Melee combat can actually work for FPS
Admirably, developer Techland tried to make the game realistic as possible, whatever that means in a game where you battle the living dead. With the goal of realism in mind, Dead Island’s gameplay is all about melee combat. Guns aren’t the stars of this zombie game. Melee weapons are all you need to survive Dead Island. While guns are present in the game, there’s not enough lying around for them to be a main weapon of choice. While Dead Island’s devs say ammo is limited, it really isn’t if you use it wisely. It’s just that the damage difference between guns and weapons is huge, so you’re better off rocking most of the game with melee weapons and saving up your guns for later.
Controls are pretty responsive for a game focused on melee combat. Everything you do relies on stamina so you have to play smart, knowing when to swing, dodge or run away from a group of zombies. All you need to engage a zombie up close is built into the game mechanics, and when you get bitten or hit it’s mostly at your own fault for over-extending or using too much stamina by swinging like a madman. When you engage a zombie, a cursor indicates what part of its body you will hit if you swing your weapon so it’s pretty fun and easy if you’re attempting to behead a zombie, or simply chop its arm with precision. You can also kick them off their feet, which I think is broken since it’s the only move that doesn’t require stamina. Early on in the game you can expect to see tons of new players kicking zombies to death to preserve the durability of their weapons.
RPG aspect of Dead Island…
There’s four characters to choose from, each with their own back-story and specialization. Logan specializes with throwing weapons, Pugna’s great with firearms, Xian with sharp weapons, and Sam B’s the expert on blunt weapons. There are three skill trees – Fury, Combat, and Survival. Each character has the same skill trees but with different skills in them. There’s not much variety since there’s enough skill points to go around with the level 50 cap and there are skills that are pretty much useless, but what’s good is that each player plays differently.

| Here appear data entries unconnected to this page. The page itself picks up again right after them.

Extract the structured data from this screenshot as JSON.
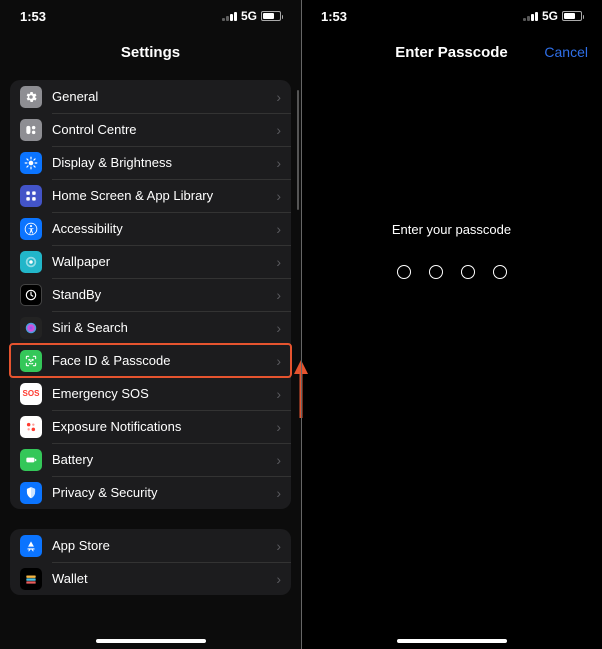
{
  "status": {
    "time": "1:53",
    "network": "5G"
  },
  "left": {
    "title": "Settings",
    "groups": [
      [
        {
          "key": "general",
          "label": "General",
          "iconBg": "#8e8e93"
        },
        {
          "key": "control-centre",
          "label": "Control Centre",
          "iconBg": "#8e8e93"
        },
        {
          "key": "display",
          "label": "Display & Brightness",
          "iconBg": "#0b74ff"
        },
        {
          "key": "home-screen",
          "label": "Home Screen & App Library",
          "iconBg": "#4354c8"
        },
        {
          "key": "accessibility",
          "label": "Accessibility",
          "iconBg": "#0b74ff"
        },
        {
          "key": "wallpaper",
          "label": "Wallpaper",
          "iconBg": "#22b6c9"
        },
        {
          "key": "standby",
          "label": "StandBy",
          "iconBg": "#000000"
        },
        {
          "key": "siri",
          "label": "Siri & Search",
          "iconBg": "#232323"
        },
        {
          "key": "faceid",
          "label": "Face ID & Passcode",
          "iconBg": "#34c759",
          "highlighted": true
        },
        {
          "key": "sos",
          "label": "Emergency SOS",
          "iconBg": "#ffffff",
          "iconText": "SOS",
          "iconTextColor": "#ff3b30"
        },
        {
          "key": "exposure",
          "label": "Exposure Notifications",
          "iconBg": "#ffffff"
        },
        {
          "key": "battery",
          "label": "Battery",
          "iconBg": "#34c759"
        },
        {
          "key": "privacy",
          "label": "Privacy & Security",
          "iconBg": "#0b74ff"
        }
      ],
      [
        {
          "key": "appstore",
          "label": "App Store",
          "iconBg": "#0b74ff"
        },
        {
          "key": "wallet",
          "label": "Wallet",
          "iconBg": "#000000"
        }
      ]
    ]
  },
  "right": {
    "title": "Enter Passcode",
    "cancel": "Cancel",
    "cancelColor": "#2f6fe8",
    "prompt": "Enter your passcode",
    "dots": 4
  },
  "annotation": {
    "arrowColor": "#e6542f"
  }
}
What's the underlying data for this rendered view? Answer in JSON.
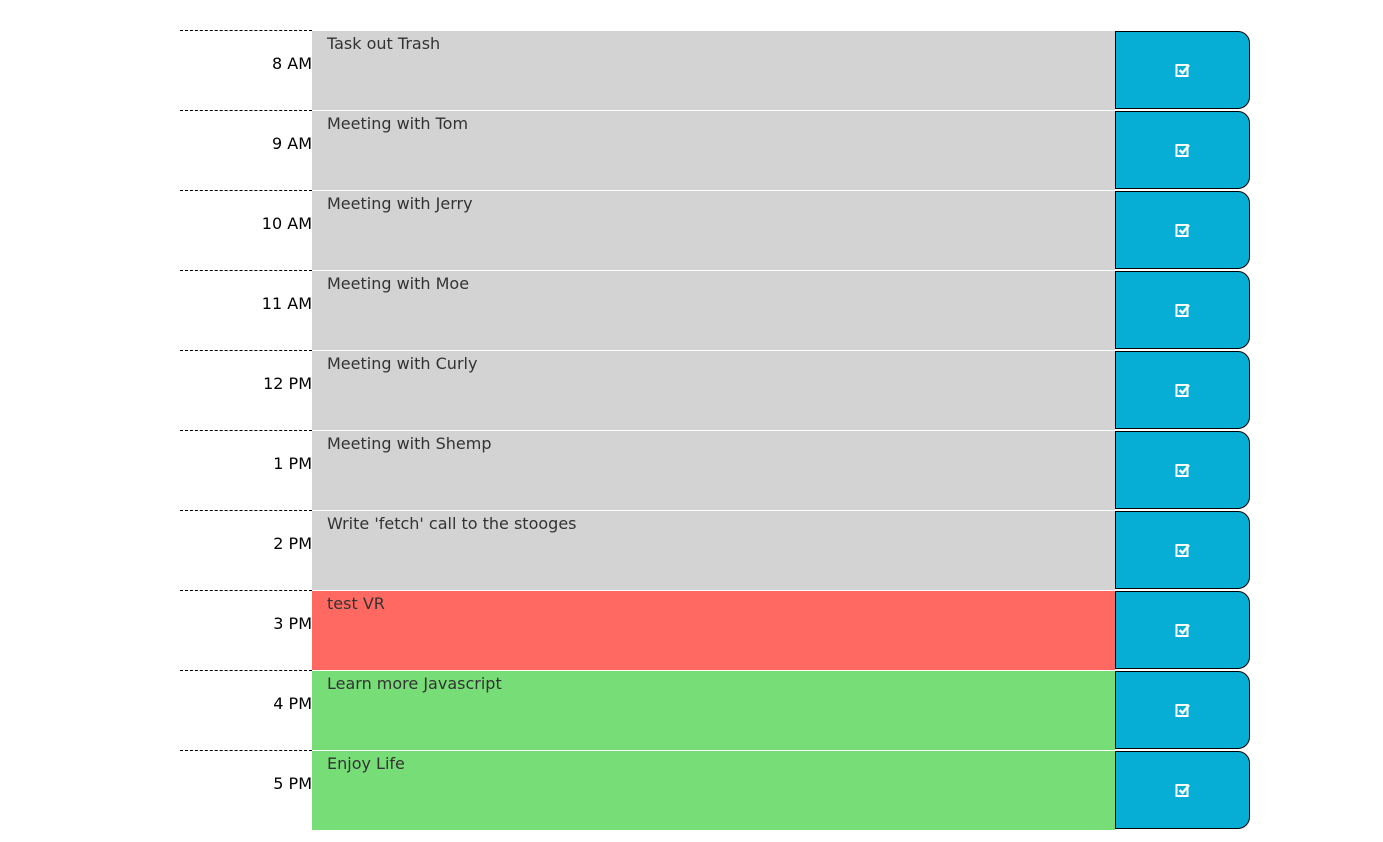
{
  "colors": {
    "past": "#d3d3d3",
    "present": "#ff6961",
    "future": "#77dd77",
    "save": "#06aed5"
  },
  "rows": [
    {
      "hour": "8 AM",
      "text": "Task out Trash",
      "state": "past",
      "icon": "save-check-icon"
    },
    {
      "hour": "9 AM",
      "text": "Meeting with Tom",
      "state": "past",
      "icon": "save-check-icon"
    },
    {
      "hour": "10 AM",
      "text": "Meeting with Jerry",
      "state": "past",
      "icon": "save-check-icon"
    },
    {
      "hour": "11 AM",
      "text": "Meeting with Moe",
      "state": "past",
      "icon": "save-check-icon"
    },
    {
      "hour": "12 PM",
      "text": "Meeting with Curly",
      "state": "past",
      "icon": "save-check-icon"
    },
    {
      "hour": "1 PM",
      "text": "Meeting with Shemp",
      "state": "past",
      "icon": "save-check-icon"
    },
    {
      "hour": "2 PM",
      "text": "Write 'fetch' call to the stooges",
      "state": "past",
      "icon": "save-check-icon"
    },
    {
      "hour": "3 PM",
      "text": "test VR",
      "state": "present",
      "icon": "save-check-icon"
    },
    {
      "hour": "4 PM",
      "text": "Learn more Javascript",
      "state": "future",
      "icon": "save-check-icon"
    },
    {
      "hour": "5 PM",
      "text": "Enjoy Life",
      "state": "future",
      "icon": "save-check-icon"
    }
  ]
}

Each character is outfitted with a unique Fury ability, and skills that only they have. For example, Logan has the boomerang passive skill that gives him a chance to pick up his weapon instantly after he throws it, or Sam B’s shoulder ram ability. The Fury acts like an “Oh shit” panic button when you get overwhelmed.
There’s a huge variety of melee weapons to choose from. Like they’d teach you in a self-defense class, there are two types - blades or blunt weapons. Blades provide more damage but weak force (stopping power) and durability, while blunt weapons aren’t as strong but last longer and can stop any zombie running straight at you. What type is best? Well, it’s a matter of preference and it depends greatly on which character you’re playing since some characters specialize in those types of weapons.
Durability is very important in Dead Island and can be a pain in the early stages of the game. You need to repair constantly; every attack you inflict on a zombie with a melee weapon reduces its durability. When your weapon wears out from constant swings, you’re better off using your fists even though you’re holding an epic axe, simply because damage becomes laughable. For the first hours, you’re constantly switching from weapon to weapon since they don’t last long. As you get further in the game you find better weapons that last longer, but the cost to repair them hurts so much that you’ll likely consider saving your legendary crowbar for a tougher foe.
The weapon system is given some depth by the ability to create mods for your weapons, and by upgrading them. As you complete quests and explore the island, you encounter weapon mods or blueprints that improve your weapons and can give them special attributes (lighting, fire, poison, etc). Each item or mod requires certain materials you need to gather, and a bit of money. There are a lot of materials scattered around the island so it’s not hard at all to find 3 nails for your ‘Nail’d’ mod or a bunch of batteries, duct tape, and wire for your ‘Shock’ mod. There is no limit to how many materials your character can carry which is dumb considering that they limit you on how many weapons you can carry. Just keep looting for materials; you can carry x99 bolts if you want. The fact that there’s no limit on materials defeats the purpose of having item storage present in the game.
Upgrading is pretty straightforward. You can upgrade any weapon up to four times, simply increasing the damage and stats. Some are pretty costly (especially guns) so you need to be picky in terms of what you need upgraded. Weapons are everywhere so I ran into those dreaded instances were my new upgraded baseball bat could be easily replaced with a machete ten minutes later. Repairing, creating mods for weapons and upgrading them all happens at workbenches scattered all over the island. There’s always one nearby when you need it. The only issue is finding the money to repair, mod and upgrade.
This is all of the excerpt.